最速144キロの速球以外に184センチの体格を生かした長打も売りだ。昨夏の県大会3回戦・佐渡戦では2打席連続本塁打。徳島のスタッフから打者としても高評価も聞いたが「基本は投手。球速は150キロを出せるようになりたい」と目標を立てた。加茂暁星の飯田雅司監督(41)も「確かに打力はある。ただ、総合的に考えたら投手でいくべき」と投手専念を推す。

その上で飯田監督は「ドラフトにかかるために必要なのはメンタルの強さ。自分のことを第一に考えないと」とアドバイスした。飯田監督は元ロッテ内野手。身をもって知るプロの厳しさを直接伝えた。

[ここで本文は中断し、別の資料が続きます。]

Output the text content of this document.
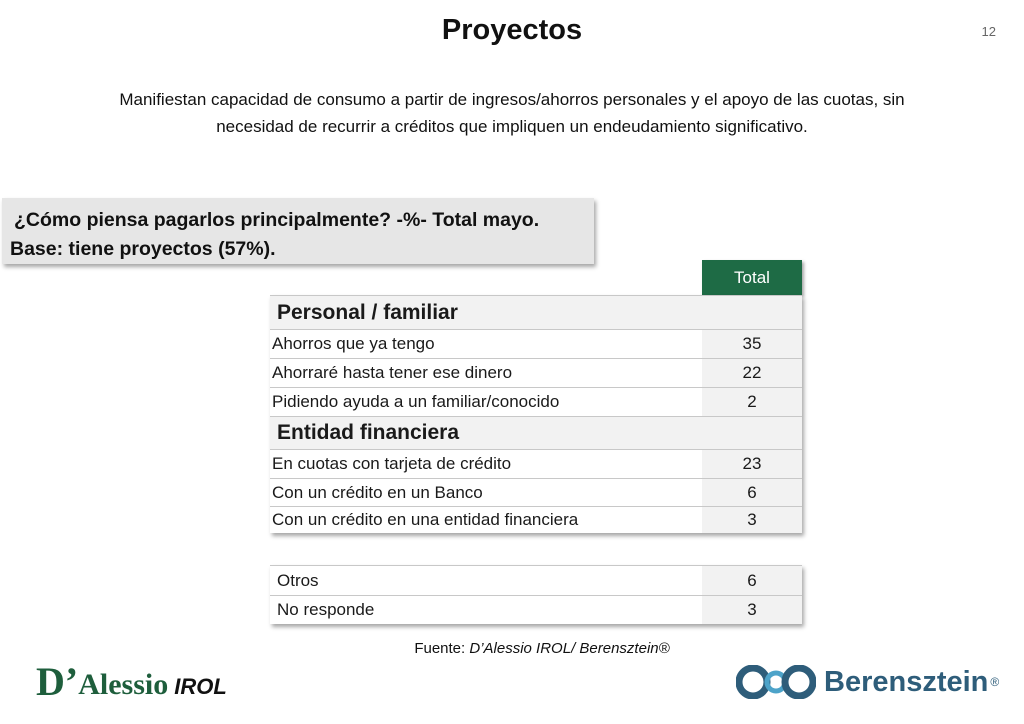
Proyectos	12
Manifiestan capacidad de consumo a partir de ingresos/ahorros personales y el apoyo de las cuotas, sin
necesidad de recurrir a créditos que impliquen un endeudamiento significativo.
¿Cómo piensa pagarlos principalmente? -%- Total mayo.
Base: tiene proyectos (57%).
Total
Personal / familiar
Ahorros que ya tengo	35
Ahorraré hasta tener ese dinero	22
Pidiendo ayuda a un familiar/conocido	2
Entidad financiera
En cuotas con tarjeta de crédito	23
Con un crédito en un Banco	6
Con un crédito en una entidad financiera	3
Otros	6
No responde	3
Fuente: D’Alessio IROL/ Berensztein®
D’ Alessio IROL	Berensztein ®
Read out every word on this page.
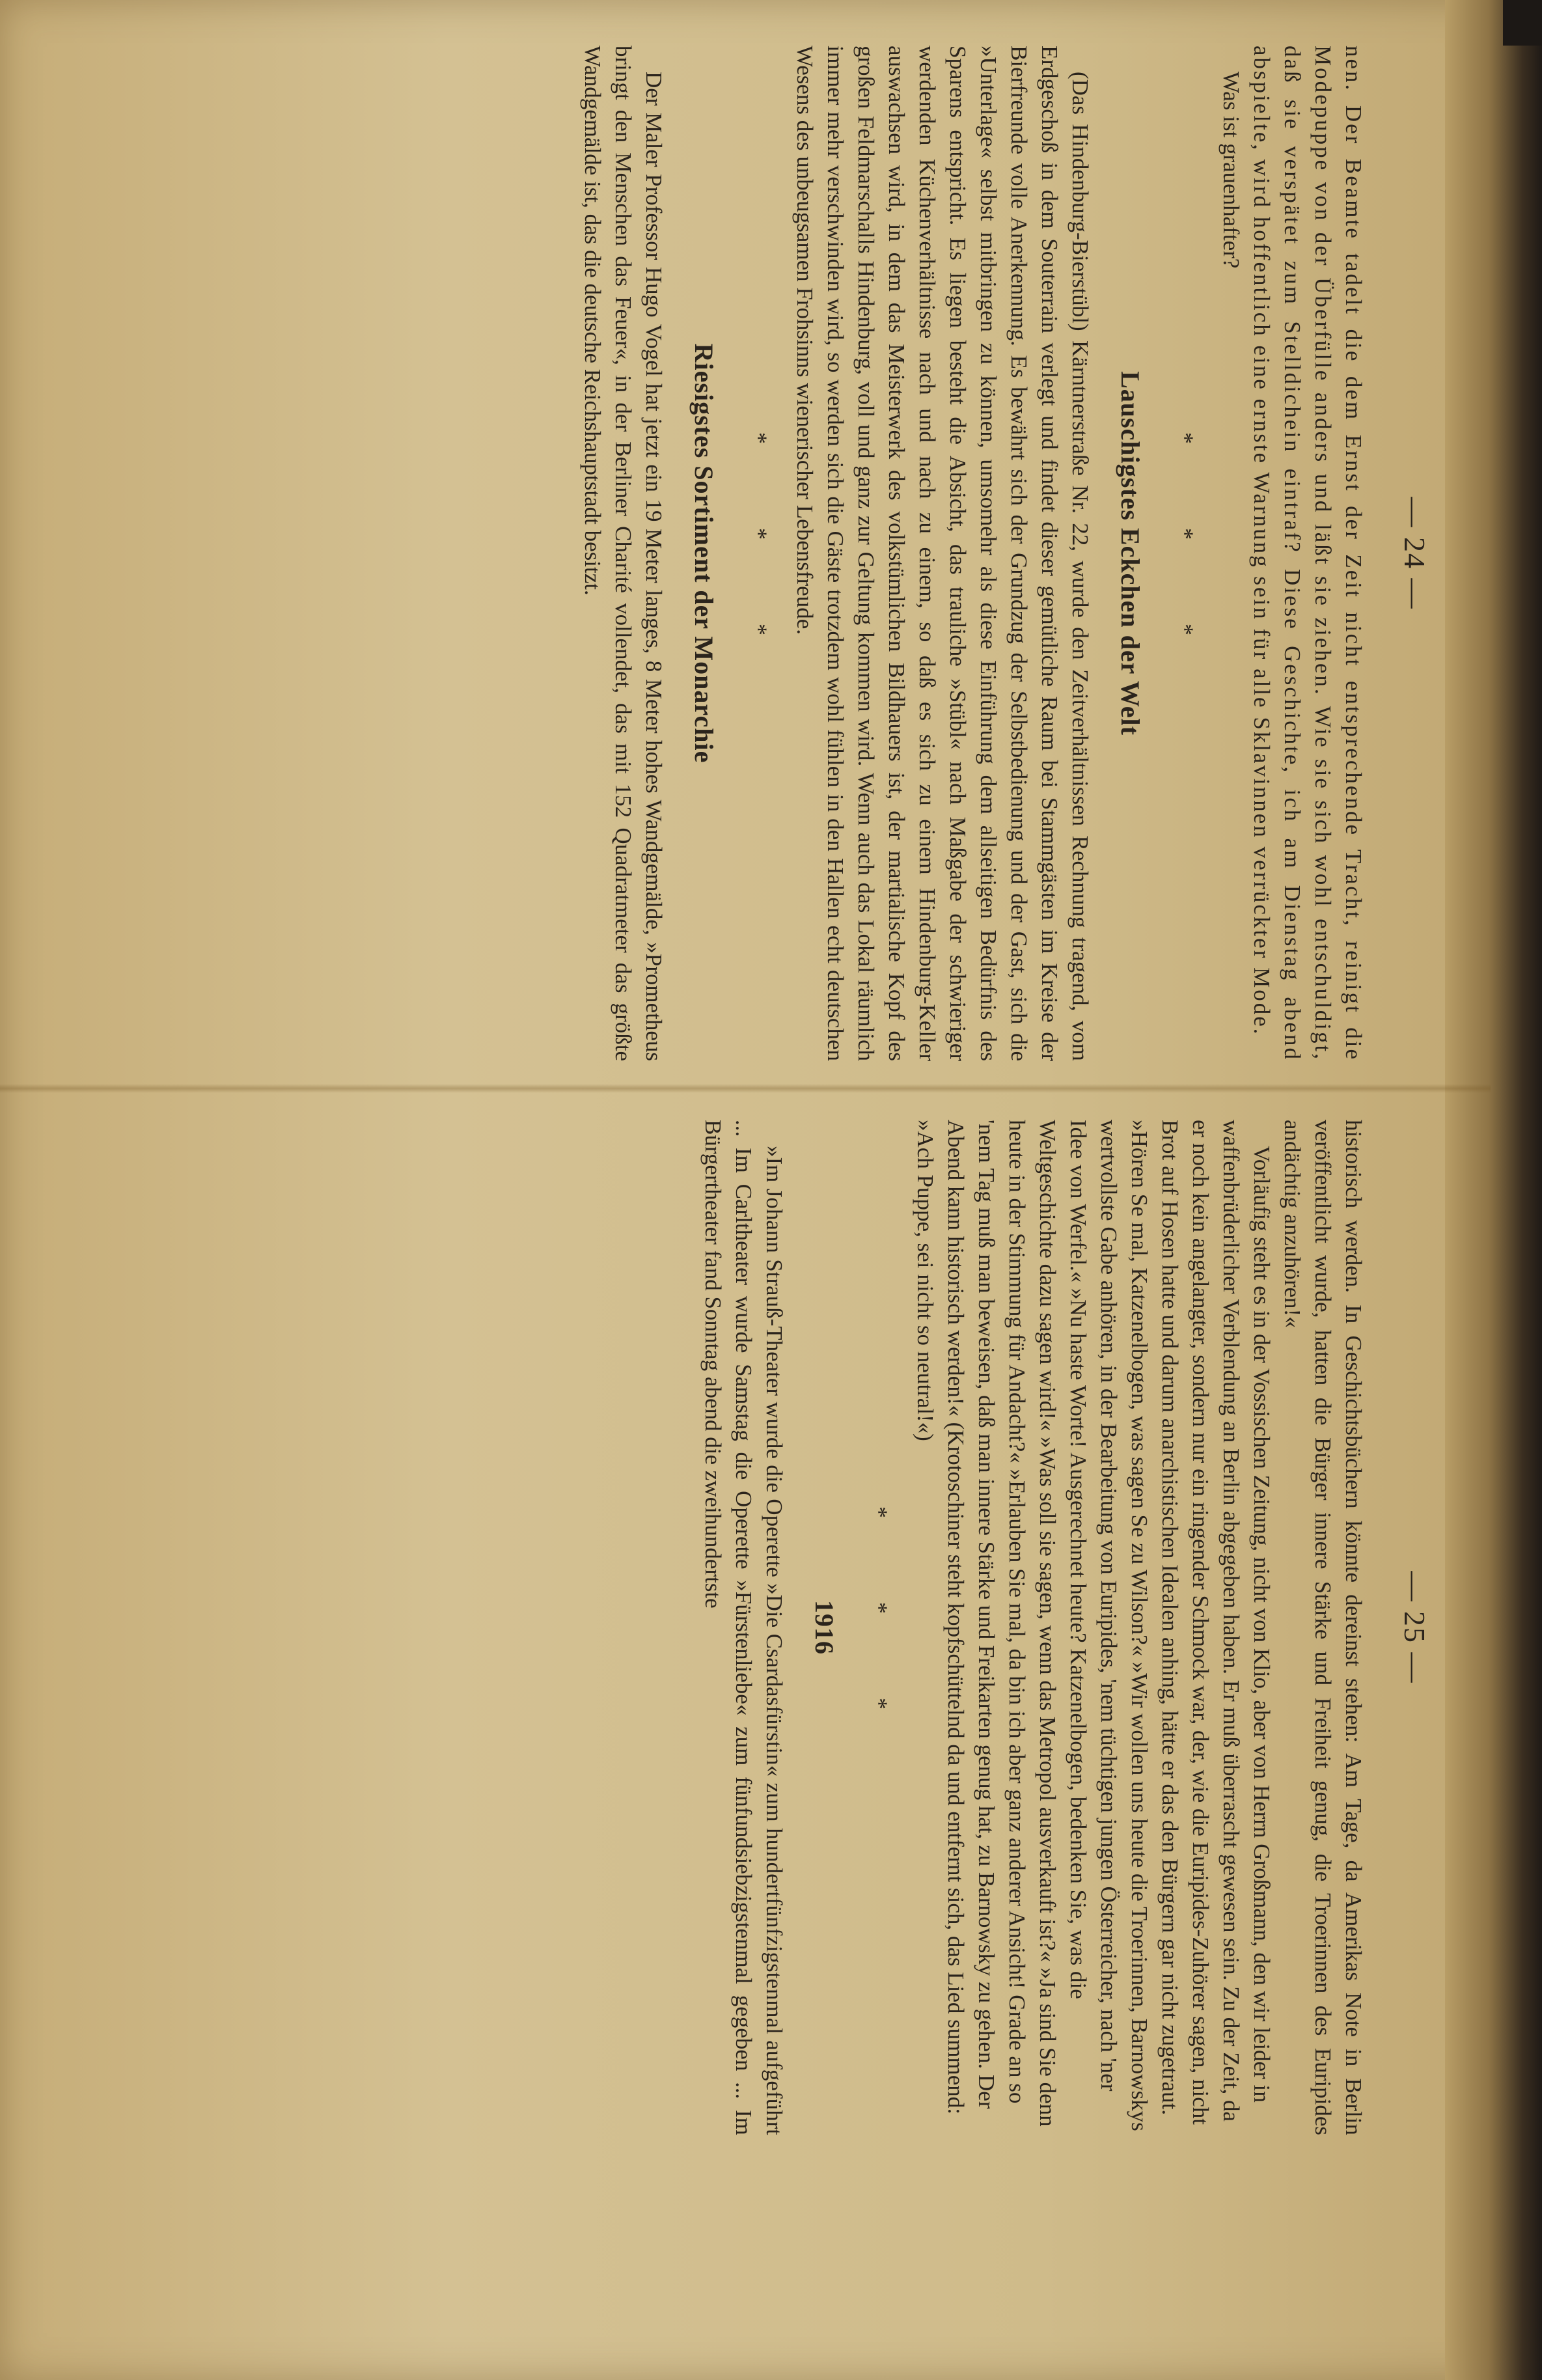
— 24 —

nen. Der Beamte tadelt die dem Ernst der Zeit nicht entsprechende Tracht, reinigt die Modepuppe von der Überfülle anders und läßt sie ziehen. Wie sie sich wohl entschuldigt, daß sie verspätet zum Stelldichein eintraf? Diese Geschichte, ich am Dienstag abend abspielte, wird hoffentlich eine ernste Warnung sein für alle Sklavinnen verrückter Mode.

Was ist grauenhafter?

* * *
Lauschigstes Eckchen der Welt

(Das Hindenburg-Bierstübl) Kärntnerstraße Nr. 22, wurde den Zeitverhältnissen Rechnung tragend, vom Erdgeschoß in dem Souterrain verlegt und findet dieser gemütliche Raum bei Stammgästen im Kreise der Bierfreunde volle Anerkennung. Es bewährt sich der Grundzug der Selbstbedienung und der Gast, sich die »Unterlage« selbst mitbringen zu können, umsomehr als diese Einführung dem allseitigen Bedürfnis des Sparens entspricht. Es liegen besteht die Absicht, das trauliche »Stübl« nach Maßgabe der schwieriger werdenden Küchenverhältnisse nach und nach zu einem, so daß es sich zu einem Hindenburg-Keller auswachsen wird, in dem das Meisterwerk des volkstümlichen Bildhauers ist, der martialische Kopf des großen Feldmarschalls Hindenburg, voll und ganz zur Geltung kommen wird. Wenn auch das Lokal räumlich immer mehr verschwinden wird, so werden sich die Gäste trotzdem wohl fühlen in den Hallen echt deutschen Wesens des unbeugsamen Frohsinns wienerischer Lebensfreude.

* * *
Riesigstes Sortiment der Monarchie

Der Maler Professor Hugo Vogel hat jetzt ein 19 Meter langes, 8 Meter hohes Wandgemälde, »Prometheus bringt den Menschen das Feuer«, in der Berliner Charité vollendet, das mit 152 Quadratmeter das größte Wandgemälde ist, das die deutsche Reichshauptstadt besitzt.

— 25 —

historisch werden. In Geschichtsbüchern könnte dereinst stehen: Am Tage, da Amerikas Note in Berlin veröffentlicht wurde, hatten die Bürger innere Stärke und Freiheit genug, die Troerinnen des Euripides andächtig anzuhören!«

Vorläufig steht es in der Vossischen Zeitung, nicht von Klio, aber von Herrn Großmann, den wir leider in waffenbrüderlicher Verblendung an Berlin abgegeben haben. Er muß überrascht gewesen sein. Zu der Zeit, da er noch kein angelangter, sondern nur ein ringender Schmock war, der, wie die Euripides-Zuhörer sagen, nicht Brot auf Hosen hatte und darum anarchistischen Idealen anhing, hätte er das den Bürgern gar nicht zugetraut. »Hören Se mal, Katzenelbogen, was sagen Se zu Wilson?« »Wir wollen uns heute die Troerinnen, Barnowskys wertvollste Gabe anhören, in der Bearbeitung von Euripides, 'nem tüchtigen jungen Österreicher, nach 'ner Idee von Werfel.« »Nu haste Worte! Ausgerechnet heute? Katzenelbogen, bedenken Sie, was die Weltgeschichte dazu sagen wird!« »Was soll sie sagen, wenn das Metropol ausverkauft ist?« »Ja sind Sie denn heute in der Stimmung für Andacht?« »Erlauben Sie mal, da bin ich aber ganz anderer Ansicht! Grade an so 'nem Tag muß man beweisen, daß man innere Stärke und Freikarten genug hat, zu Barnowsky zu gehen. Der Abend kann historisch werden!« (Krotoschiner steht kopfschüttelnd da und entfernt sich, das Lied summend: »Ach Puppe, sei nicht so neutral!«)

* * *
1916

»Im Johann Strauß-Theater wurde die Operette »Die Csardasfürstin« zum hundertfünfzigstenmal aufgeführt ... Im Carltheater wurde Samstag die Operette »Fürstenliebe« zum fünfundsiebzigstenmal gegeben ... Im Bürgertheater fand Sonntag abend die zweihundertste
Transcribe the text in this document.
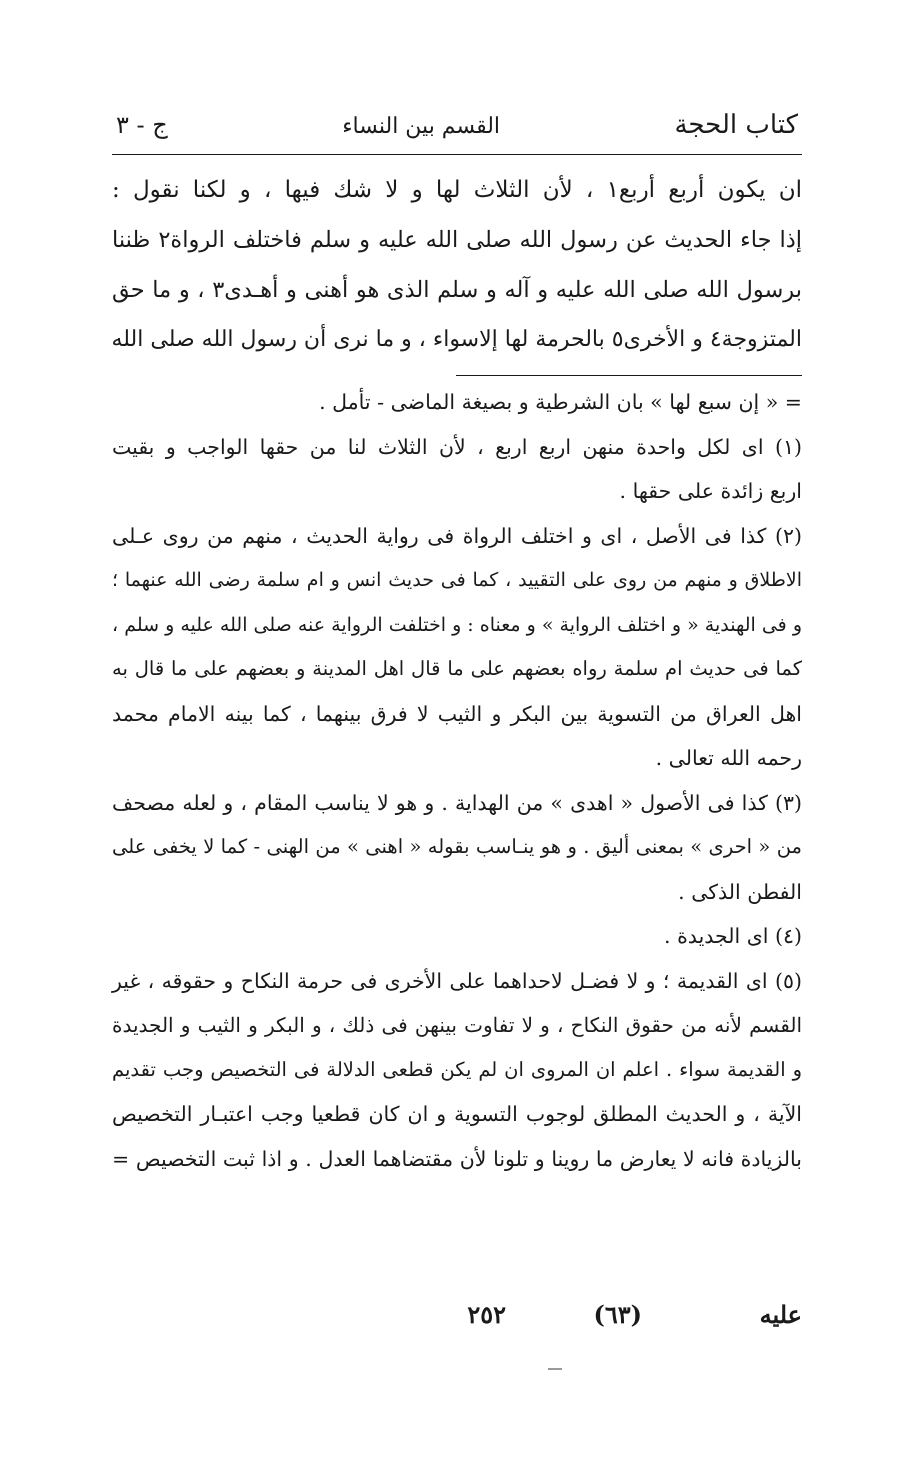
كتاب الحجة
القسم بين النساء
ج - ٣
ان يكون أربع أربع١ ، لأن الثلاث لها و لا شك فيها ، و لكنا نقول :
إذا جاء الحديث عن رسول الله صلى الله عليه و سلم فاختلف الرواة٢ ظننا
برسول الله صلى الله عليه و آله و سلم الذى هو أهنى و أهـدى٣ ، و ما حق
المتزوجة٤ و الأخرى٥ بالحرمة لها إلاسواء ، و ما نرى أن رسول الله صلى الله
= « إن سبع لها » بان الشرطية و بصيغة الماضى - تأمل .
(١) اى لكل واحدة منهن اربع اربع ، لأن الثلاث لنا من حقها الواجب و بقيت
اربع زائدة على حقها .
(٢) كذا فى الأصل ، اى و اختلف الرواة فى رواية الحديث ، منهم من روى عـلى
الاطلاق و منهم من روى على التقييد ، كما فى حديث انس و ام سلمة رضى الله عنهما ؛
و فى الهندية « و اختلف الرواية » و معناه : و اختلفت الرواية عنه صلى الله عليه و سلم ،
كما فى حديث ام سلمة رواه بعضهم على ما قال اهل المدينة و بعضهم على ما قال به
اهل العراق من التسوية بين البكر و الثيب لا فرق بينهما ، كما بينه الامام محمد
رحمه الله تعالى .
(٣) كذا فى الأصول « اهدى » من الهداية . و هو لا يناسب المقام ، و لعله مصحف
من « احرى » بمعنى أليق . و هو ينـاسب بقوله « اهنى » من الهنى - كما لا يخفى على
الفطن الذكى .
(٤) اى الجديدة .
(٥) اى القديمة ؛ و لا فضـل لاحداهما على الأخرى فى حرمة النكاح و حقوقه ، غير
القسم لأنه من حقوق النكاح ، و لا تفاوت بينهن فى ذلك ، و البكر و الثيب و الجديدة
و القديمة سواء . اعلم ان المروى ان لم يكن قطعى الدلالة فى التخصيص وجب تقديم
الآية ، و الحديث المطلق لوجوب التسوية و ان كان قطعيا وجب اعتبـار التخصيص
بالزيادة فانه لا يعارض ما روينا و تلونا لأن مقتضاهما العدل . و اذا ثبت التخصيص =
عليه
(٦٣)
٢٥٢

竹林も自覚する。「これからは自分ではい上がっていく」。徳島の同期入団は19人で、うち投手は8人。「相手を蹴落としてでも、という部分が、まだ自分には欠けている」と言い、「秋にはドラフト指名を受けて、加茂暁星にあいさつに行きたい」。競争を勝ち抜く意思を言葉にした。【斎藤慎一郎】

◆竹林楓也(たけばやし・ふうや)2000年(平12)6月2日生まれ、福井県敦賀市出身。敦賀西小3年で敦賀西ドリームスで野球を始める。松陵中では敦賀ボーイズ、嶺南敦賀シニアに所属した。加茂暁星では1年春からベンチ入り。好きなプロ野球選手は日本ハム平沼翔太内野手。184センチ、85キロ。右投げ右打ち。